Monday, December 26, 2022

REVIEW: The Cat Who Could Read Backwards

The Cat Who Could Read Backwards
Author: Lillian Jackson Braun


 Jim Qwilleran's life took a bit of an unexpected detour....divorce, alcoholism....but he's getting things back on track. He takes a job as a feature writer with a newspaper, the Daily Fluxion. Although in the past he was a prize winning reporter, he starts out a bit humbly at his new job -- writing features on local artists. His publisher wants him to smooth some ruffled feathers. The paper's art critic has published some scathing, sarcastic commentary on the work of many local artists. Jim doesn't realize how cutthroat the art world can be until a local gallery owner turns up dead. He finds himself covering his art beat, while working in some sleuthing into the darkness lurking behind the local art culture.

This book is the start to this popular series. There are 29 books in this series, plus a couple short story collections. The first three books were written in the 60's when working at a large daily newspaper meant huge rooms filled with typewriters, hanging out at the press club, etc. As a former reporter and editor, it made me smile. Jim Qwilleran is thrown into writing features on art when he knows nothing about art at all. This might seem unrealistic to some....but not to me. On my first day as a newspaper reporter when I was fresh out of college, I was thrown into covering city and county commission meetings. I had to research things like property tax and appraisals, elections and other important topics that I knew absolutely nothing about. I was thrown right into the fire on day one and had to figure it out. Totally normal.....you have to fake it til you make it. Call and ask questions, check facts multiple times, look foolish on occasion to make sure a story is on target.....reading about Jim trying to swim through his confusion about art, eccentric artists and local shows made me smile.
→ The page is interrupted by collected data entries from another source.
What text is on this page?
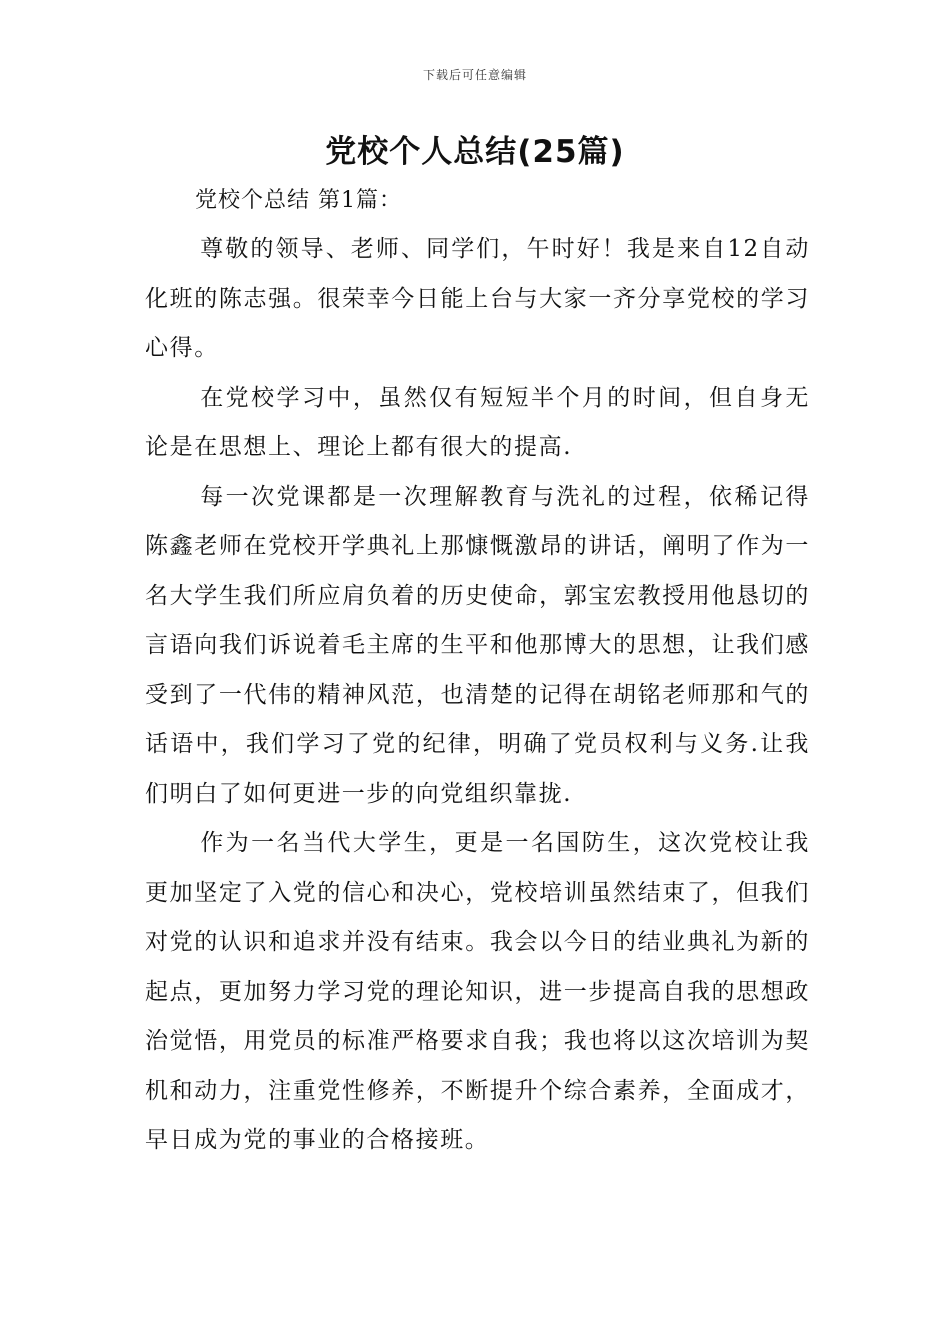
下载后可任意编辑
党校个人总结(25篇)
党校个总结 第1篇：

尊敬的领导、老师、同学们，午时好！我是来自12自动化班的陈志强。很荣幸今日能上台与大家一齐分享党校的学习心得。

在党校学习中，虽然仅有短短半个月的时间，但自身无论是在思想上、理论上都有很大的提高.

每一次党课都是一次理解教育与洗礼的过程，依稀记得陈鑫老师在党校开学典礼上那慷慨激昂的讲话，阐明了作为一名大学生我们所应肩负着的历史使命，郭宝宏教授用他恳切的言语向我们诉说着毛主席的生平和他那博大的思想，让我们感受到了一代伟的精神风范，也清楚的记得在胡铭老师那和气的话语中，我们学习了党的纪律，明确了党员权利与义务.让我们明白了如何更进一步的向党组织靠拢.

作为一名当代大学生，更是一名国防生，这次党校让我更加坚定了入党的信心和决心，党校培训虽然结束了，但我们对党的认识和追求并没有结束。我会以今日的结业典礼为新的起点，更加努力学习党的理论知识，进一步提高自我的思想政治觉悟，用党员的标准严格要求自我；我也将以这次培训为契机和动力，注重党性修养，不断提升个综合素养，全面成才，早日成为党的事业的合格接班。
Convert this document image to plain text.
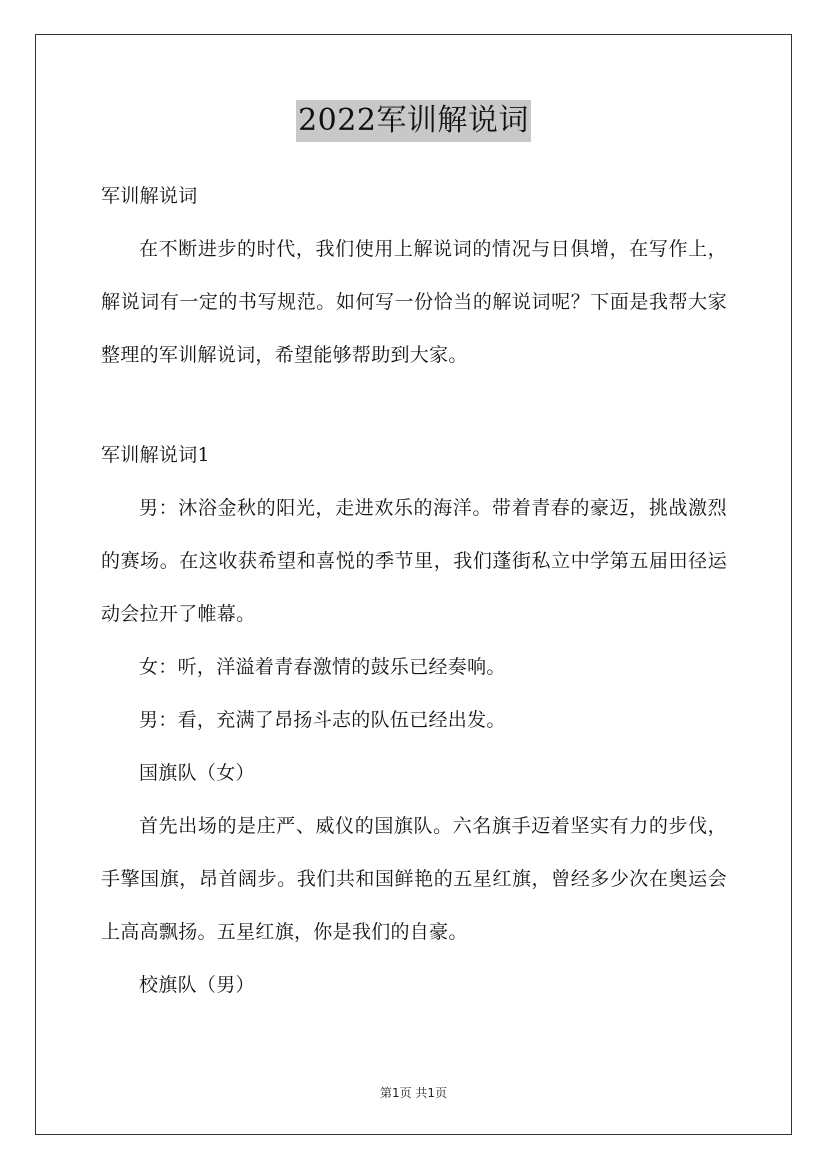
2022军训解说词

军训解说词

在不断进步的时代，我们使用上解说词的情况与日俱增，在写作上，解说词有一定的书写规范。如何写一份恰当的解说词呢？下面是我帮大家整理的军训解说词，希望能够帮助到大家。

军训解说词1

男：沐浴金秋的阳光，走进欢乐的海洋。带着青春的豪迈，挑战激烈的赛场。在这收获希望和喜悦的季节里，我们蓬街私立中学第五届田径运动会拉开了帷幕。

女：听，洋溢着青春激情的鼓乐已经奏响。

男：看，充满了昂扬斗志的队伍已经出发。

国旗队（女）

首先出场的是庄严、威仪的国旗队。六名旗手迈着坚实有力的步伐，手擎国旗，昂首阔步。我们共和国鲜艳的五星红旗，曾经多少次在奥运会上高高飘扬。五星红旗，你是我们的自豪。

校旗队（男）

第1页 共1页
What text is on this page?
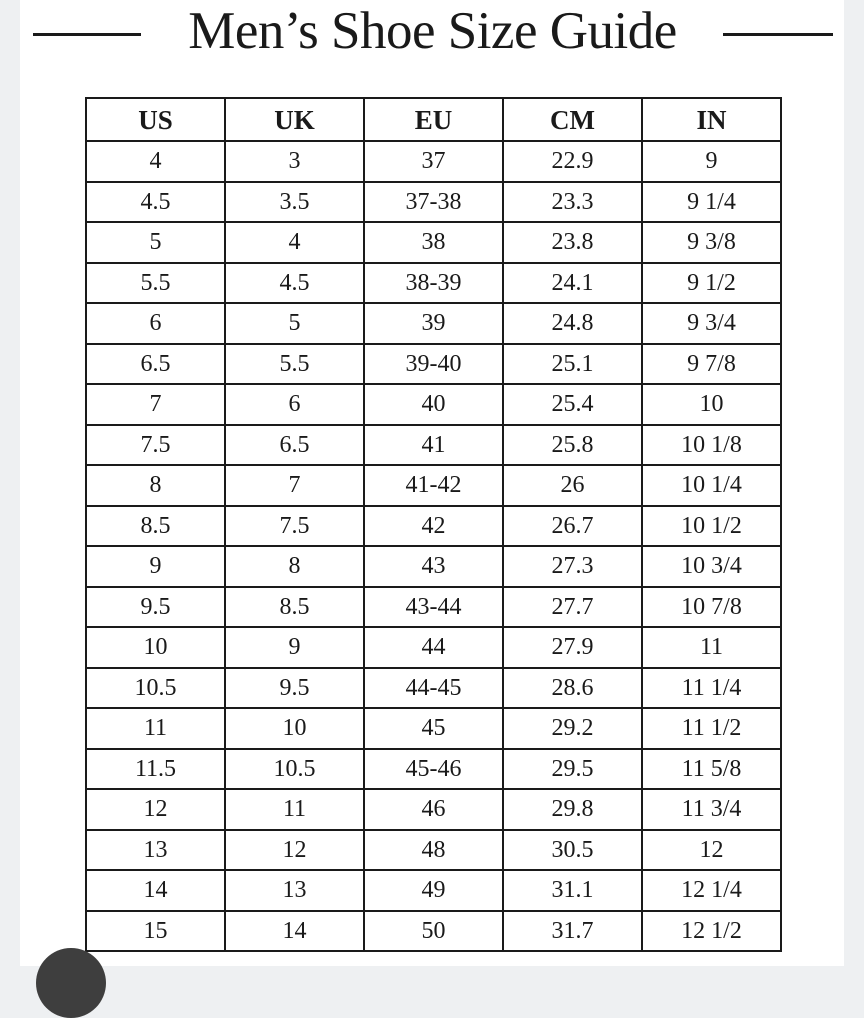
Men’s Shoe Size Guide
US	UK	EU	CM	IN
4	3	37	22.9	9
4.5	3.5	37-38	23.3	9 1/4
5	4	38	23.8	9 3/8
5.5	4.5	38-39	24.1	9 1/2
6	5	39	24.8	9 3/4
6.5	5.5	39-40	25.1	9 7/8
7	6	40	25.4	10
7.5	6.5	41	25.8	10 1/8
8	7	41-42	26	10 1/4
8.5	7.5	42	26.7	10 1/2
9	8	43	27.3	10 3/4
9.5	8.5	43-44	27.7	10 7/8
10	9	44	27.9	11
10.5	9.5	44-45	28.6	11 1/4
11	10	45	29.2	11 1/2
11.5	10.5	45-46	29.5	11 5/8
12	11	46	29.8	11 3/4
13	12	48	30.5	12
14	13	49	31.1	12 1/4
15	14	50	31.7	12 1/2
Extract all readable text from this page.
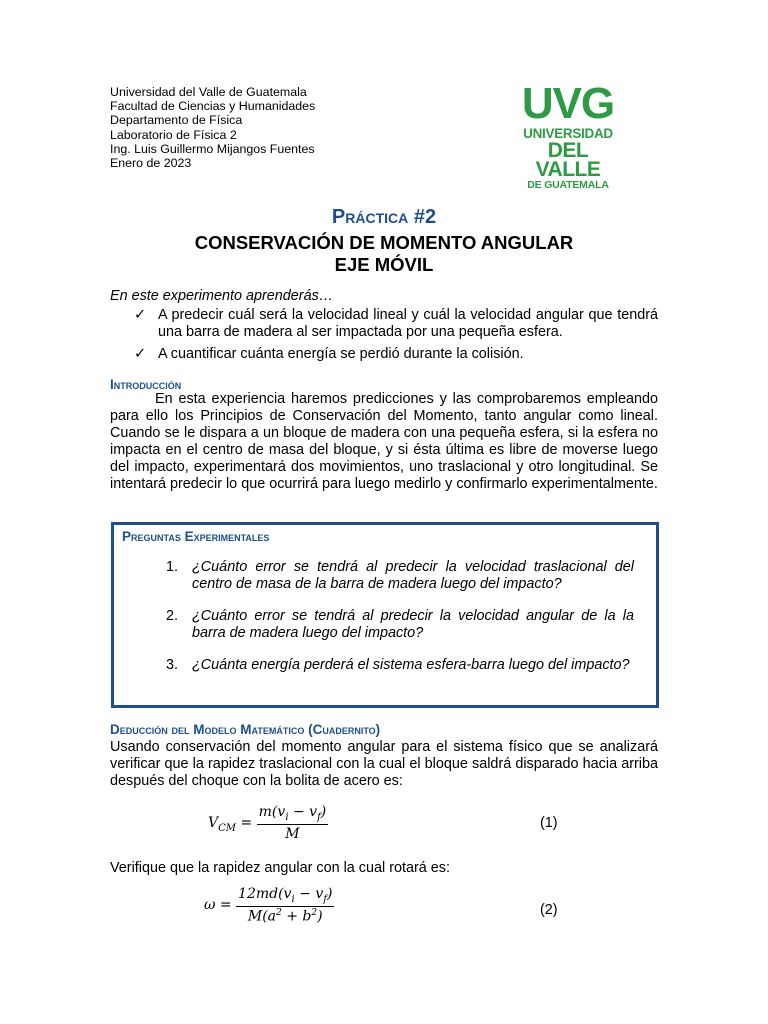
Universidad del Valle de Guatemala
Facultad de Ciencias y Humanidades
Departamento de Física
Laboratorio de Física 2
Ing. Luis Guillermo Mijangos Fuentes
Enero de 2023
UVG
UNIVERSIDAD
DEL VALLE
DE GUATEMALA
Práctica #2
CONSERVACIÓN DE MOMENTO ANGULAR
EJE MÓVIL
En este experimento aprenderás…
✓ A predecir cuál será la velocidad lineal y cuál la velocidad angular que tendrá una barra de madera al ser impactada por una pequeña esfera.
✓ A cuantificar cuánta energía se perdió durante la colisión.
Introducción

En esta experiencia haremos predicciones y las comprobaremos empleando para ello los Principios de Conservación del Momento, tanto angular como lineal. Cuando se le dispara a un bloque de madera con una pequeña esfera, si la esfera no impacta en el centro de masa del bloque, y si ésta última es libre de moverse luego del impacto, experimentará dos movimientos, uno traslacional y otro longitudinal. Se intentará predecir lo que ocurrirá para luego medirlo y confirmarlo experimentalmente.

Preguntas Experimentales
1. ¿Cuánto error se tendrá al predecir la velocidad traslacional del centro de masa de la barra de madera luego del impacto?
2. ¿Cuánto error se tendrá al predecir la velocidad angular de la la barra de madera luego del impacto?
3. ¿Cuánta energía perderá el sistema esfera-barra luego del impacto?
Deducción del Modelo Matemático (Cuadernito)
Usando conservación del momento angular para el sistema físico que se analizará verificar que la rapidez traslacional con la cual el bloque saldrá disparado hacia arriba después del choque con la bolita de acero es:
$V_{CM} = \frac{m(v_i - v_f)}{M}$	(1)
Verifique que la rapidez angular con la cual rotará es:
$\omega = \frac{12md(v_i - v_f)}{M(a^2 + b^2)}$	(2)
I never had to work in a large room filled with typewriters....we had computers. But, when I first started as a journalist at a small rural daily paper, we had to print our stories, send the trimmed copy through a wax machine and layout the pages by hand. I had to take and print my own photographs in "the dungeon''....the dank and horrid darkroom on the bottom floor of an ancient building. Reading this book made me a bit nostalgic for my own "old days.'' :)

The first three books in this series were written in the 60s. Then Lilian Jackson Braun picked it up again in the late 80s....that's when I discovered this series. I got to book 8 before life interrupted and I lost track of the series. I'm going to revisit the books I read way back then.....and then read my way through the stories I missed! :) Lots of reading to do! I'm looking forward to revisiting the interesting reporter whose mustache tingles when a story is going to break and his two siamese cat companions!

12/26/2022 - I originally wrote this review in July 2019. Returning to this series again. Re-read book 1 (loved it all over again) and now on to book 2.